Usually when you are asked to simplify an expression it means you should also rationalise it.
Example
Simplify \(\frac{4}{{\sqrt 3 }}\)
Answer
To rationalise the denominator, multiply the fraction by \(\frac{{\sqrt 3 }}{{\sqrt 3 }}\)
\(= \frac{4}{{\sqrt 3 }} \times \frac{{\sqrt 3 }}{{\sqrt 3 }}\)
\(= \frac{4\sqrt3}{3}\) (Remember \(\sqrt 3 \times \sqrt 3 = 3\))
Now try the question below.
Question
Express \(\frac{5}{\sqrt 7}\) with a rational denominator
\(= \frac{5}{\sqrt 7} \times \frac{\sqrt7}{\sqrt7}\)
\(= \frac{5\sqrt 7}{7}\)
Sometimes the denominator might be more complicated and include other numbers as well as the surd.
If this is the case you need to multiply the fraction by a number that will cancel out the surd. Remember to multiply the numerator by the same number or you will change the value of the fraction.
Example
Express \(\frac{12}{4+\sqrt 7}\) with a rational denominator
Answer
To rationalise the denominator, multiply the fraction by \(\frac{4-{\sqrt7}}{4-{\sqrt7}}\)
\(= \frac{12}{4+\sqrt 7} \,\times\, \frac{4-{\sqrt7}}{4-{\sqrt7}}\)
\(=\frac{12(4-\sqrt7)}{(4+\sqrt7)(4-\sqrt7)}\)

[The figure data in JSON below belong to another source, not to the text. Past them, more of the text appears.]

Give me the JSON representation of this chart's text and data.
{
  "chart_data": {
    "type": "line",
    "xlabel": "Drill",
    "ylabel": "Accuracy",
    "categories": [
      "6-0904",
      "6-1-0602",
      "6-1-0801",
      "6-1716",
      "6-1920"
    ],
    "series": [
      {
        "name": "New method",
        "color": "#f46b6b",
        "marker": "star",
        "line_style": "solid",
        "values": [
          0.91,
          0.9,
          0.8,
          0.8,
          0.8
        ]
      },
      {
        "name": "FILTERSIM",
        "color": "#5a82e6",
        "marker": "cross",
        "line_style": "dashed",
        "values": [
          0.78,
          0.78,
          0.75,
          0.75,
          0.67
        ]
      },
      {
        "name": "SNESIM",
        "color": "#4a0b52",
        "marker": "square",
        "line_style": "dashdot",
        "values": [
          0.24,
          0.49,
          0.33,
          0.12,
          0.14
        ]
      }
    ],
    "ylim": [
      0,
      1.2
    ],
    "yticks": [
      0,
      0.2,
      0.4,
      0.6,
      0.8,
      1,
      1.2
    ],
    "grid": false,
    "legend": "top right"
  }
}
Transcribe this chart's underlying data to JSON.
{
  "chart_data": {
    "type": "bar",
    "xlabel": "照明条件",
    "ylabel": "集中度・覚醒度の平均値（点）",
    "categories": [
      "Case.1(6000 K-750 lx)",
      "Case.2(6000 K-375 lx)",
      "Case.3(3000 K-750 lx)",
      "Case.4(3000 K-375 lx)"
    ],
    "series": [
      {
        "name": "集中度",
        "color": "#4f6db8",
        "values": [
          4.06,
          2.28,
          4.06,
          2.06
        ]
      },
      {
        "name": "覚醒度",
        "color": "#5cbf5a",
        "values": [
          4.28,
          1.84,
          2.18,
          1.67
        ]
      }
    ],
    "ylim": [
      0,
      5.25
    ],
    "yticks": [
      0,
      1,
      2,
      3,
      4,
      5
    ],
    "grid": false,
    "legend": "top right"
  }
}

Simplify the denominator by multiplying out the brackets to give \(16-4\sqrt7+4\sqrt7-7\). The \(-4\sqrt7\) and \(+4\sqrt7\) cancel out. This leaves the denominator as \(9\).
\(=\frac{12(4-\sqrt7)}{9}\)
Sometimes we can now divide top and bottom by a common factor. In this case \(3\).

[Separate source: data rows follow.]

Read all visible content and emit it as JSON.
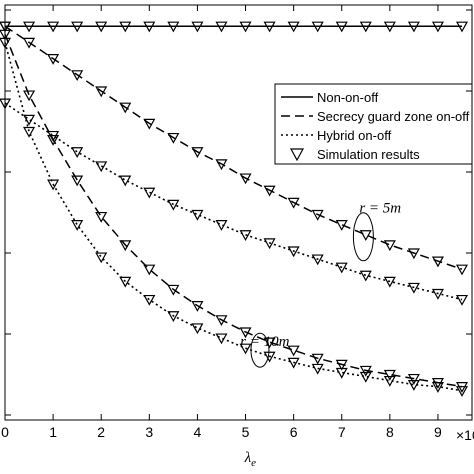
{
  "chart_data": {
    "type": "line",
    "xlabel": "λe",
    "x_exponent_label": "×10",
    "xlim": [
      0,
      9.5
    ],
    "ylim": [
      0,
      1
    ],
    "grid": false,
    "legend_placement": "top-right",
    "x_ticks": [
      "0",
      "1",
      "2",
      "3",
      "4",
      "5",
      "6",
      "7",
      "8",
      "9"
    ],
    "x": [
      0,
      0.5,
      1,
      1.5,
      2,
      2.5,
      3,
      3.5,
      4,
      4.5,
      5,
      5.5,
      6,
      6.5,
      7,
      7.5,
      8,
      8.5,
      9,
      9.5
    ],
    "legend": [
      {
        "label": "Non-on-off",
        "style": "solid",
        "marker": false
      },
      {
        "label": "Secrecy guard zone on-off",
        "style": "dashed",
        "marker": false
      },
      {
        "label": "Hybrid on-off",
        "style": "dotted",
        "marker": false
      },
      {
        "label": "Simulation results",
        "style": "none",
        "marker": true
      }
    ],
    "series": [
      {
        "style": "solid",
        "values": [
          0.96,
          0.96,
          0.96,
          0.96,
          0.96,
          0.96,
          0.96,
          0.96,
          0.96,
          0.96,
          0.96,
          0.96,
          0.96,
          0.96,
          0.96,
          0.96,
          0.96,
          0.96,
          0.96,
          0.96
        ]
      },
      {
        "style": "dashed",
        "values": [
          0.96,
          0.92,
          0.88,
          0.84,
          0.8,
          0.76,
          0.72,
          0.685,
          0.65,
          0.62,
          0.585,
          0.555,
          0.525,
          0.495,
          0.47,
          0.445,
          0.42,
          0.4,
          0.38,
          0.36
        ]
      },
      {
        "style": "dotted",
        "values": [
          0.77,
          0.73,
          0.69,
          0.65,
          0.615,
          0.58,
          0.55,
          0.52,
          0.495,
          0.47,
          0.445,
          0.425,
          0.405,
          0.385,
          0.365,
          0.345,
          0.33,
          0.315,
          0.3,
          0.285
        ]
      },
      {
        "style": "dashed",
        "values": [
          0.94,
          0.79,
          0.68,
          0.58,
          0.49,
          0.42,
          0.36,
          0.31,
          0.27,
          0.235,
          0.205,
          0.18,
          0.16,
          0.14,
          0.125,
          0.11,
          0.1,
          0.09,
          0.08,
          0.07
        ]
      },
      {
        "style": "dotted",
        "values": [
          0.92,
          0.7,
          0.57,
          0.47,
          0.39,
          0.33,
          0.285,
          0.245,
          0.215,
          0.19,
          0.165,
          0.145,
          0.13,
          0.115,
          0.105,
          0.095,
          0.085,
          0.075,
          0.07,
          0.06
        ]
      }
    ],
    "annotations": [
      {
        "text": "r = 5m",
        "x": 7.8,
        "y": 0.5
      },
      {
        "text": "r = 10m",
        "x": 5.4,
        "y": 0.17
      }
    ]
  }
}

\(=\frac{4(4-\sqrt7)}{3}\)
Now try the question below.
Question
Rationalise \(\frac{2}{{3 - \sqrt 5 }}\)
To rationalise the denominator, multiply the fraction by \(\frac{{3 + \sqrt 5 }}{{3 + \sqrt 5 }}\)
\(= \frac{2}{{3 - \sqrt 5 }} \times \frac{{3 + \sqrt 5 }}{{3 + \sqrt 5 }}\)
\(= \frac{{2(3 + \sqrt 5 )}}{{(3 - \sqrt 5 )(3 + \sqrt 5 )}}\)
Simplify the denominator by multiplying out the brackets to give \(9 +3\sqrt5 -3\sqrt5 -5\) which is \(4\).
\(= \frac{{2(3 + \sqrt 5 )}}{4}\)
\(= \frac{{3 + \sqrt 5 }}{2}\)